La diffusione del burnout

A completare il quadro c’è il burnout. «Si manifesta in particolare nella sensazione di sfinimento che è diffusa nel 40% del campione e interessa complessivamente oltre sette lavoratori su dieci, il 76%: anche questo è un dato in crescita di due punti percentuali rispetto a un anno fa. I fattori scatenanti più citati sono il sovraccarico di lavoro e, nel caso dei dirigenti, il senso di impotenza legato alla responsabilità del ruolo. Quando il burnout si presenta, porta a una diagnosi nel 28% dei casi. La percentuale è in deciso aumento, lo scorso anno era infatti il 20%». Questo ha anche un impatto sulla presenza al lavoro. I giovani rappresentano la categoria di lavoratori che necessita di più tempo per recuperare: hanno infatti bisogno di 7,6 giorni di assenza in media per iniziare a riprendersi, contro i 6,2 degli impiegati nel complesso e i 7 dei dirigenti.

Il distacco dei leader

Chi ricopre posizioni di comando, però, non sembra avere una piena consapevolezza delle situazioni di disagio dei lavoratori. Dalla ricerca di Mindwork emerge infatti un distacco significativo tra l’autopercezione dei dirigenti e la valutazione che ne danno i loro team. La stragrande maggioranza dei manager (l’84%) ritiene infatti di promuovere un clima di fiducia e ascolto. Per i lavoratori però non è così.
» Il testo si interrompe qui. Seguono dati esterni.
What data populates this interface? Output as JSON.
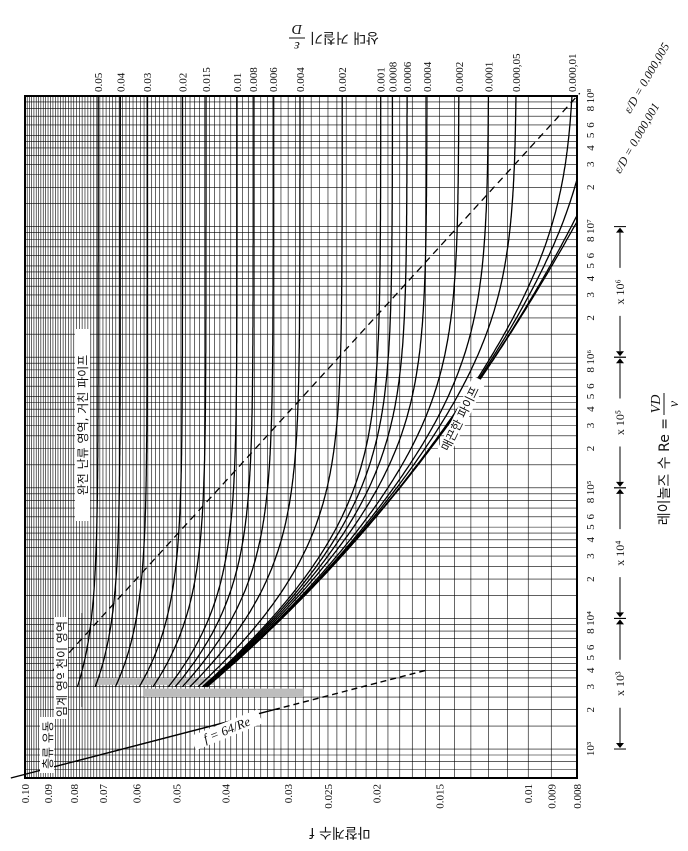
{
  "chart_data": {
    "type": "line",
    "title": "",
    "orientation": "rotated-90",
    "xlabel": "레이놀즈 수 Re = VD/ν",
    "xlabel_prefix": "레이놀즈 수  Re =",
    "xlabel_num": "VD",
    "xlabel_den": "ν",
    "ylabel": "마찰계수 f",
    "top_axis_label": "상대 거칠기 ε/D",
    "top_axis_prefix": "상대 거칠기",
    "top_axis_num": "ε",
    "top_axis_den": "D",
    "x_scale": "log",
    "y_scale": "log",
    "xlim": [
      600,
      100000000
    ],
    "ylim": [
      0.008,
      0.1
    ],
    "grid": true,
    "y_ticks": [
      {
        "value": 0.1,
        "label": "0.10"
      },
      {
        "value": 0.09,
        "label": "0.09"
      },
      {
        "value": 0.08,
        "label": "0.08"
      },
      {
        "value": 0.07,
        "label": "0.07"
      },
      {
        "value": 0.06,
        "label": "0.06"
      },
      {
        "value": 0.05,
        "label": "0.05"
      },
      {
        "value": 0.04,
        "label": "0.04"
      },
      {
        "value": 0.03,
        "label": "0.03"
      },
      {
        "value": 0.025,
        "label": "0.025"
      },
      {
        "value": 0.02,
        "label": "0.02"
      },
      {
        "value": 0.015,
        "label": "0.015"
      },
      {
        "value": 0.01,
        "label": "0.01"
      },
      {
        "value": 0.009,
        "label": "0.009"
      },
      {
        "value": 0.008,
        "label": "0.008"
      }
    ],
    "x_ticks": [
      {
        "value": 1000,
        "label": "10³"
      },
      {
        "value": 2000,
        "label": "2"
      },
      {
        "value": 3000,
        "label": "3"
      },
      {
        "value": 4000,
        "label": "4"
      },
      {
        "value": 5000,
        "label": "5"
      },
      {
        "value": 6000,
        "label": "6"
      },
      {
        "value": 8000,
        "label": "8"
      },
      {
        "value": 10000,
        "label": "10⁴"
      },
      {
        "value": 20000,
        "label": "2"
      },
      {
        "value": 30000,
        "label": "3"
      },
      {
        "value": 40000,
        "label": "4"
      },
      {
        "value": 50000,
        "label": "5"
      },
      {
        "value": 60000,
        "label": "6"
      },
      {
        "value": 80000,
        "label": "8"
      },
      {
        "value": 100000,
        "label": "10⁵"
      },
      {
        "value": 200000,
        "label": "2"
      },
      {
        "value": 300000,
        "label": "3"
      },
      {
        "value": 400000,
        "label": "4"
      },
      {
        "value": 500000,
        "label": "5"
      },
      {
        "value": 600000,
        "label": "6"
      },
      {
        "value": 800000,
        "label": "8"
      },
      {
        "value": 1000000,
        "label": "10⁶"
      },
      {
        "value": 2000000,
        "label": "2"
      },
      {
        "value": 3000000,
        "label": "3"
      },
      {
        "value": 4000000,
        "label": "4"
      },
      {
        "value": 5000000,
        "label": "5"
      },
      {
        "value": 6000000,
        "label": "6"
      },
      {
        "value": 8000000,
        "label": "8"
      },
      {
        "value": 10000000,
        "label": "10⁷"
      },
      {
        "value": 20000000,
        "label": "2"
      },
      {
        "value": 30000000,
        "label": "3"
      },
      {
        "value": 40000000,
        "label": "4"
      },
      {
        "value": 50000000,
        "label": "5"
      },
      {
        "value": 60000000,
        "label": "6"
      },
      {
        "value": 80000000,
        "label": "8"
      },
      {
        "value": 100000000,
        "label": "10⁸"
      }
    ],
    "decade_multipliers": [
      {
        "from": 1000,
        "to": 10000,
        "label": "x 10³"
      },
      {
        "from": 10000,
        "to": 100000,
        "label": "x 10⁴"
      },
      {
        "from": 100000,
        "to": 1000000,
        "label": "x 10⁵"
      },
      {
        "from": 1000000,
        "to": 10000000,
        "label": "x 10⁶"
      }
    ],
    "roughness_labels": [
      {
        "label": "0.05",
        "eps": 0.05
      },
      {
        "label": "0.04",
        "eps": 0.04
      },
      {
        "label": "0.03",
        "eps": 0.03
      },
      {
        "label": "0.02",
        "eps": 0.02
      },
      {
        "label": "0.015",
        "eps": 0.015
      },
      {
        "label": "0.01",
        "eps": 0.01
      },
      {
        "label": "0.008",
        "eps": 0.008
      },
      {
        "label": "0.006",
        "eps": 0.006
      },
      {
        "label": "0.004",
        "eps": 0.004
      },
      {
        "label": "0.002",
        "eps": 0.002
      },
      {
        "label": "0.001",
        "eps": 0.001
      },
      {
        "label": "0.0008",
        "eps": 0.0008
      },
      {
        "label": "0.0006",
        "eps": 0.0006
      },
      {
        "label": "0.0004",
        "eps": 0.0004
      },
      {
        "label": "0.0002",
        "eps": 0.0002
      },
      {
        "label": "0.0001",
        "eps": 0.0001
      },
      {
        "label": "0.000,05",
        "eps": 5e-05
      },
      {
        "label": "0.000,01",
        "eps": 1e-05
      }
    ],
    "series": [
      {
        "eps": 0.05
      },
      {
        "eps": 0.04
      },
      {
        "eps": 0.03
      },
      {
        "eps": 0.02
      },
      {
        "eps": 0.015
      },
      {
        "eps": 0.01
      },
      {
        "eps": 0.008
      },
      {
        "eps": 0.006
      },
      {
        "eps": 0.004
      },
      {
        "eps": 0.002
      },
      {
        "eps": 0.001
      },
      {
        "eps": 0.0008
      },
      {
        "eps": 0.0006
      },
      {
        "eps": 0.0004
      },
      {
        "eps": 0.0002
      },
      {
        "eps": 0.0001
      },
      {
        "eps": 5e-05
      },
      {
        "eps": 1e-05
      },
      {
        "eps": 5e-06
      },
      {
        "eps": 1e-06
      },
      {
        "eps": 0
      }
    ],
    "laminar_line": {
      "label": "f = 64/Re",
      "x": [
        600,
        4000
      ],
      "y": [
        0.1067,
        0.016
      ]
    },
    "laminar_region_label": "층류 유동",
    "critical_zone_label": "임계 영역",
    "transition_zone_label": "천이 영역",
    "complete_turbulence_label": "완전 난류 영역, 거친 파이프",
    "smooth_pipe_label": "매끈한 파이프",
    "small_eps_labels": [
      "ε/D = 0.000,005",
      "ε/D = 0.000,001"
    ],
    "colors": {
      "line": "#000000",
      "shade": "#bdbdbd",
      "background": "#ffffff"
    }
  }
}
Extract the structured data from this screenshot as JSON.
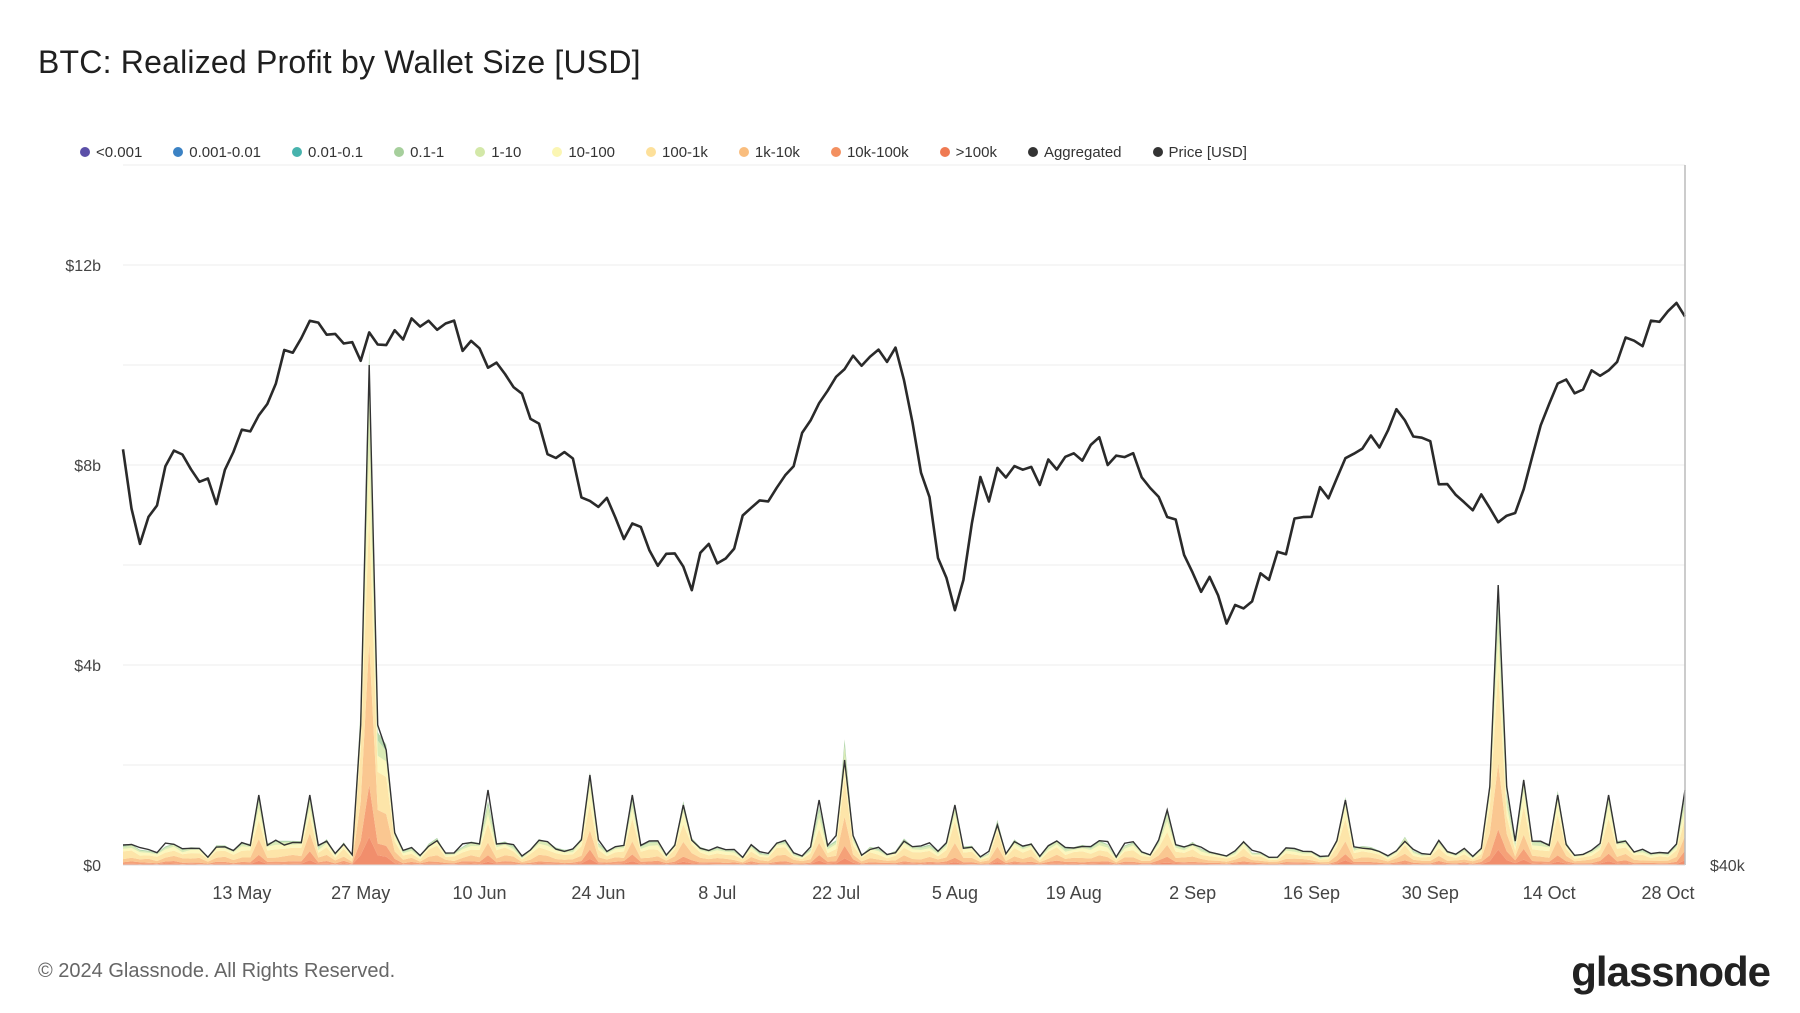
{
  "header": {
    "title": "BTC: Realized Profit by Wallet Size [USD]"
  },
  "footer": {
    "copyright": "© 2024 Glassnode. All Rights Reserved.",
    "brand": "glassnode"
  },
  "legend": [
    {
      "label": "<0.001",
      "color": "#5b4fa8"
    },
    {
      "label": "0.001-0.01",
      "color": "#3b82c4"
    },
    {
      "label": "0.01-0.1",
      "color": "#47b3ad"
    },
    {
      "label": "0.1-1",
      "color": "#a6cf9c"
    },
    {
      "label": "1-10",
      "color": "#d3e8a8"
    },
    {
      "label": "10-100",
      "color": "#fbf6b3"
    },
    {
      "label": "100-1k",
      "color": "#fde09a"
    },
    {
      "label": "1k-10k",
      "color": "#f9bd7e"
    },
    {
      "label": "10k-100k",
      "color": "#f39060"
    },
    {
      "label": ">100k",
      "color": "#ef7a52"
    },
    {
      "label": "Aggregated",
      "color": "#333333"
    },
    {
      "label": "Price [USD]",
      "color": "#333333"
    }
  ],
  "chart_data": {
    "type": "area",
    "title": "BTC: Realized Profit by Wallet Size [USD]",
    "x_ticks": [
      "13 May",
      "27 May",
      "10 Jun",
      "24 Jun",
      "8 Jul",
      "22 Jul",
      "5 Aug",
      "19 Aug",
      "2 Sep",
      "16 Sep",
      "30 Sep",
      "14 Oct",
      "28 Oct"
    ],
    "y_left": {
      "ticks": [
        "$0",
        "$4b",
        "$8b",
        "$12b"
      ],
      "range_billion": [
        0,
        14
      ]
    },
    "y_right": {
      "ticks": [
        "$40k"
      ],
      "range_usd": [
        40000,
        80000
      ]
    },
    "grid": true,
    "legend_position": "top",
    "series": [
      {
        "name": "Aggregated",
        "unit": "USD billions",
        "key_points": [
          {
            "x": "2024-04-29",
            "y": 0.4
          },
          {
            "x": "2024-05-07",
            "y": 0.3
          },
          {
            "x": "2024-05-15",
            "y": 1.4
          },
          {
            "x": "2024-05-21",
            "y": 1.4
          },
          {
            "x": "2024-05-28",
            "y": 10.0
          },
          {
            "x": "2024-05-30",
            "y": 2.3
          },
          {
            "x": "2024-06-11",
            "y": 1.5
          },
          {
            "x": "2024-06-23",
            "y": 1.8
          },
          {
            "x": "2024-06-28",
            "y": 1.4
          },
          {
            "x": "2024-07-04",
            "y": 1.2
          },
          {
            "x": "2024-07-20",
            "y": 1.3
          },
          {
            "x": "2024-07-23",
            "y": 2.1
          },
          {
            "x": "2024-08-05",
            "y": 1.2
          },
          {
            "x": "2024-08-10",
            "y": 0.8
          },
          {
            "x": "2024-08-30",
            "y": 1.1
          },
          {
            "x": "2024-09-20",
            "y": 1.3
          },
          {
            "x": "2024-10-08",
            "y": 5.6
          },
          {
            "x": "2024-10-11",
            "y": 1.7
          },
          {
            "x": "2024-10-15",
            "y": 1.4
          },
          {
            "x": "2024-10-21",
            "y": 1.4
          },
          {
            "x": "2024-10-30",
            "y": 1.5
          }
        ]
      },
      {
        "name": "Price [USD]",
        "unit": "USD",
        "key_points": [
          {
            "x": "2024-04-29",
            "y": 63000
          },
          {
            "x": "2024-05-01",
            "y": 58500
          },
          {
            "x": "2024-05-05",
            "y": 64000
          },
          {
            "x": "2024-05-10",
            "y": 61000
          },
          {
            "x": "2024-05-20",
            "y": 71000
          },
          {
            "x": "2024-05-27",
            "y": 69500
          },
          {
            "x": "2024-06-06",
            "y": 71000
          },
          {
            "x": "2024-06-12",
            "y": 68000
          },
          {
            "x": "2024-06-24",
            "y": 60500
          },
          {
            "x": "2024-07-05",
            "y": 56500
          },
          {
            "x": "2024-07-14",
            "y": 60800
          },
          {
            "x": "2024-07-22",
            "y": 68000
          },
          {
            "x": "2024-07-29",
            "y": 69500
          },
          {
            "x": "2024-08-05",
            "y": 54000
          },
          {
            "x": "2024-08-08",
            "y": 61500
          },
          {
            "x": "2024-08-25",
            "y": 64000
          },
          {
            "x": "2024-09-06",
            "y": 53900
          },
          {
            "x": "2024-09-20",
            "y": 63000
          },
          {
            "x": "2024-09-27",
            "y": 66000
          },
          {
            "x": "2024-10-03",
            "y": 60800
          },
          {
            "x": "2024-10-10",
            "y": 60200
          },
          {
            "x": "2024-10-15",
            "y": 67000
          },
          {
            "x": "2024-10-21",
            "y": 69000
          },
          {
            "x": "2024-10-30",
            "y": 72000
          }
        ]
      }
    ]
  }
}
Alessandra sottolinea che «solo una quota pari esattamente alla metà, il 42%, riconosce nei propri responsabili la capacità di ascolto e di creare un clima di fiducia». Lo stesso accade quando si parla dei segnali di malessere. Mentre l’81% dei leader ritiene di essere in grado di riconoscerli nel proprio team, ancora una volta la percentuale si dimezza se si considera la percezione dei collaboratori (40%). «Questo divario così significativo spiega le ragioni della difficoltà dei manager nel coinvolgere e motivare il team», interpreta Alessandra. E non è un caso allora che il 33% dei manager indica come principale sfida la capacità di mantenere alta la motivazione delle persone (33%), seguita dalla gestione dei conflitti (15%) e dal mantenimento della coesione di gruppo (15%).

Le relazioni inclusive

Nell’ampio spettro del benessere entra in gioco anche il tema dell’equità e dell’inclusione. Su un tema come le pari opportunità, il 49% degli impiegati percepisce la propria azienda come attenta, con punte del 69% tra i dirigenti. Non si può dire lo stesso però del disagio psicologico di cui si sente libero di parlare solo il 30% del campione, pur essendo questo tema molto importante per la retention delle persone, come dice il 59% del campione e per la loro motivazione e il loro ingaggio come dice una quota analoga (62%).

La prospettiva

I dati in prospettiva raccontano due grandi trend, conclude Alessandra: «Anno dopo anno la salute psicologica si afferma sempre più come un fattore imprescindibile nella vita delle organizzazioni e le nuove generazioni non hanno paura di metterla al centro delle loro scelte professionali. Allo stesso tempo, il burnout resta un tema trasversale su cui molte aziende stanno già investendo attenzione e risorse. Questo dimostra come, per le organizzazioni, investire su benessere, leadership consapevole e inclusione non sia più un plus, ma una condizione necessaria per sostenere la competitività aziendale nel medio e nel lungo termine. La produttività, infatti, non potrà più prescindere dalla qualità delle relazioni umane e dalla capacità di costruire comunità di lavoro coese e inclusive. In un contesto di crescente instabilità economica, sociale e tecnologica quelle che un tempo erano competenze meno rilevanti e trasversali, umane e relazionali oggi hanno un’importanza centrale».